A bulldozer is a crawler (continuous tracked tractor) equipped with a substantial metal plate (known as a blade) used to push large quantities of soil, sand, rubble, or other such material during construction or conversion work and typically equipped at the rear with a claw-like device (known as a ripper) to loosen densely compacted materials.
Bulldozers can be found on a wide range of sites, mines and quarries, military bases, heavy industry factories, engineering projects and farms.
The term "bulldozer" refers only to a tractor (usually tracked) fitted with a dozer blade.
Most often bulldozers are large and powerful tracked heavy equipment. The tracks give them excellent ground holding capability and mobility through very rough terrain. Wide tracks help distribute the bulldozer's weight over a large area (decreasing ground pressure), thus preventing it from sinking in sandy or muddy ground. Extra wide tracks are known as swamp tracks or LGP (low ground pressure) tracks. Bulldozers have transmission systems designed to take advantage of the track system and provide excellent tractive force.
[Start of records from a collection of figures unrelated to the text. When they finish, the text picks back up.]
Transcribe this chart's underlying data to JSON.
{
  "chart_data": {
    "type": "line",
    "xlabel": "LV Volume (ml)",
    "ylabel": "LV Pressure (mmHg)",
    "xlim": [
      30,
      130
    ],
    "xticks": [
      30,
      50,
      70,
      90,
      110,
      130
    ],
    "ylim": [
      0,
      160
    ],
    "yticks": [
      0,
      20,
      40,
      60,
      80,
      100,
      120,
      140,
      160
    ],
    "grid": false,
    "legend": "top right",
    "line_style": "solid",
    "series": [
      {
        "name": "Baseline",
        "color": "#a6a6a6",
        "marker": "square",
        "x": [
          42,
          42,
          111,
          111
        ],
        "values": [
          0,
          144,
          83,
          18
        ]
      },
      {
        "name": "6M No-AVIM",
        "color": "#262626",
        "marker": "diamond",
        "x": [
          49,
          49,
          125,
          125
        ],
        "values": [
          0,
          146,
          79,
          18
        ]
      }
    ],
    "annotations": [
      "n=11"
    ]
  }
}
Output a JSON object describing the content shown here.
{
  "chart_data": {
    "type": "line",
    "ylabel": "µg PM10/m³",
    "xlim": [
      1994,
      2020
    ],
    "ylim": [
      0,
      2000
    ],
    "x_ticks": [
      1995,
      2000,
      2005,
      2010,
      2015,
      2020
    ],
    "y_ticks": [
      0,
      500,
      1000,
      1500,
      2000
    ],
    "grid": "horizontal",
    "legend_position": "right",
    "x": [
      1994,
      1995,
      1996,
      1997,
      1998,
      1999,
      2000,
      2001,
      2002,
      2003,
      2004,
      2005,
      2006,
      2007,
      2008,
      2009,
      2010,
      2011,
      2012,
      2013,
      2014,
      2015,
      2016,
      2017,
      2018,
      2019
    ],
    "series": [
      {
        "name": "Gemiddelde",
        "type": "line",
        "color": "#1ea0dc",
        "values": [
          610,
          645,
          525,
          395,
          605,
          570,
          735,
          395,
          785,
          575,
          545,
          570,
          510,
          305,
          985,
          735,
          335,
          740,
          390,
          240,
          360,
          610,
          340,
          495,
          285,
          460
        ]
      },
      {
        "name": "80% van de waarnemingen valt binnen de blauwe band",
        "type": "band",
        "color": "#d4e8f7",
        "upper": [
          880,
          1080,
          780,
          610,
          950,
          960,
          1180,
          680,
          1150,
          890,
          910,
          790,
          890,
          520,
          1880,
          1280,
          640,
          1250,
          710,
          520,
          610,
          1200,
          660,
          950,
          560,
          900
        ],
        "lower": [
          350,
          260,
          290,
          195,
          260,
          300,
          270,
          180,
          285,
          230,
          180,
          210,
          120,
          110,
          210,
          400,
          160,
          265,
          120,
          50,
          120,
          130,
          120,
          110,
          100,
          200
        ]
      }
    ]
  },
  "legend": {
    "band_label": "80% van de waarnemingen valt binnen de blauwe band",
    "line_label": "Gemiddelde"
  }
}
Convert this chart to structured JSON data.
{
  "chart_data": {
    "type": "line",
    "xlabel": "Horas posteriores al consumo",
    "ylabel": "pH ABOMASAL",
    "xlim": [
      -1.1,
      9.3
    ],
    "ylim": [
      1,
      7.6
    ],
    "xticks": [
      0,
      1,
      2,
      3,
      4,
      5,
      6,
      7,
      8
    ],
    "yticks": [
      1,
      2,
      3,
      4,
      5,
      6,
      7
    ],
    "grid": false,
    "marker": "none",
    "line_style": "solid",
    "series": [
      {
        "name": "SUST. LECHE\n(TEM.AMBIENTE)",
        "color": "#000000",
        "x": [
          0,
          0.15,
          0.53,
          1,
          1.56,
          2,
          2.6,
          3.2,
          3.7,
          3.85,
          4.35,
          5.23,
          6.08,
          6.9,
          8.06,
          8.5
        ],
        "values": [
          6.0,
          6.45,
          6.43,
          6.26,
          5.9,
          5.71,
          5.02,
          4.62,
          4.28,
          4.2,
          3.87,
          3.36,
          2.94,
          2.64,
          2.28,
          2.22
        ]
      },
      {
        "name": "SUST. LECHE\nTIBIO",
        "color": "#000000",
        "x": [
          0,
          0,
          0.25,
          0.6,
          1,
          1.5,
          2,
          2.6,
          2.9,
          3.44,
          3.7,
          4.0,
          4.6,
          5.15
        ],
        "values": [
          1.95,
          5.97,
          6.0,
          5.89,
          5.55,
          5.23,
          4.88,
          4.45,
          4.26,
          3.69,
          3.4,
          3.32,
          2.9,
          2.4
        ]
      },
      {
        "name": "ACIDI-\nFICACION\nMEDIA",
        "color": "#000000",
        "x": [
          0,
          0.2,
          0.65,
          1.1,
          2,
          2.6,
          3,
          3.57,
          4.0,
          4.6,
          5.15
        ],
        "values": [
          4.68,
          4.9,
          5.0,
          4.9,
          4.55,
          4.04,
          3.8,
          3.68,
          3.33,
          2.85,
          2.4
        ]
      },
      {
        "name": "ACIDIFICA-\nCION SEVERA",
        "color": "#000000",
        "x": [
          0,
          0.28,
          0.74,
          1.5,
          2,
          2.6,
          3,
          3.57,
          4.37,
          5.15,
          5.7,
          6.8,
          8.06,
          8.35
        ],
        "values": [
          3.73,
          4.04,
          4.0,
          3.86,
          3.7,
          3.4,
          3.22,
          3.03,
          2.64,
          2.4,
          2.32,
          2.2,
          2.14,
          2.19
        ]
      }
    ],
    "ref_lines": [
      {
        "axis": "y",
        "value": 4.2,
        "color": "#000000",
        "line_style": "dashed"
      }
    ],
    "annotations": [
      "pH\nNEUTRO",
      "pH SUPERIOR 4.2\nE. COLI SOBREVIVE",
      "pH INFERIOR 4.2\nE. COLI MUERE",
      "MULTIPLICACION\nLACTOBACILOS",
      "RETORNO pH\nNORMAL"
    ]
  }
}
Because of these attributes, bulldozers are often used in road building, construction, mining, forestry, land clearing, infrastructure development, and any other projects requiring highly mobile, powerful, and stable earth-moving equipment.
Another type of bulldozer is the wheeled bulldozer, which generally has four wheels driven by a 4-wheel-drive system and has a hydraulic, articulated steering system. The blade is mounted forward of the articulation joint, and is hydraulically actuated.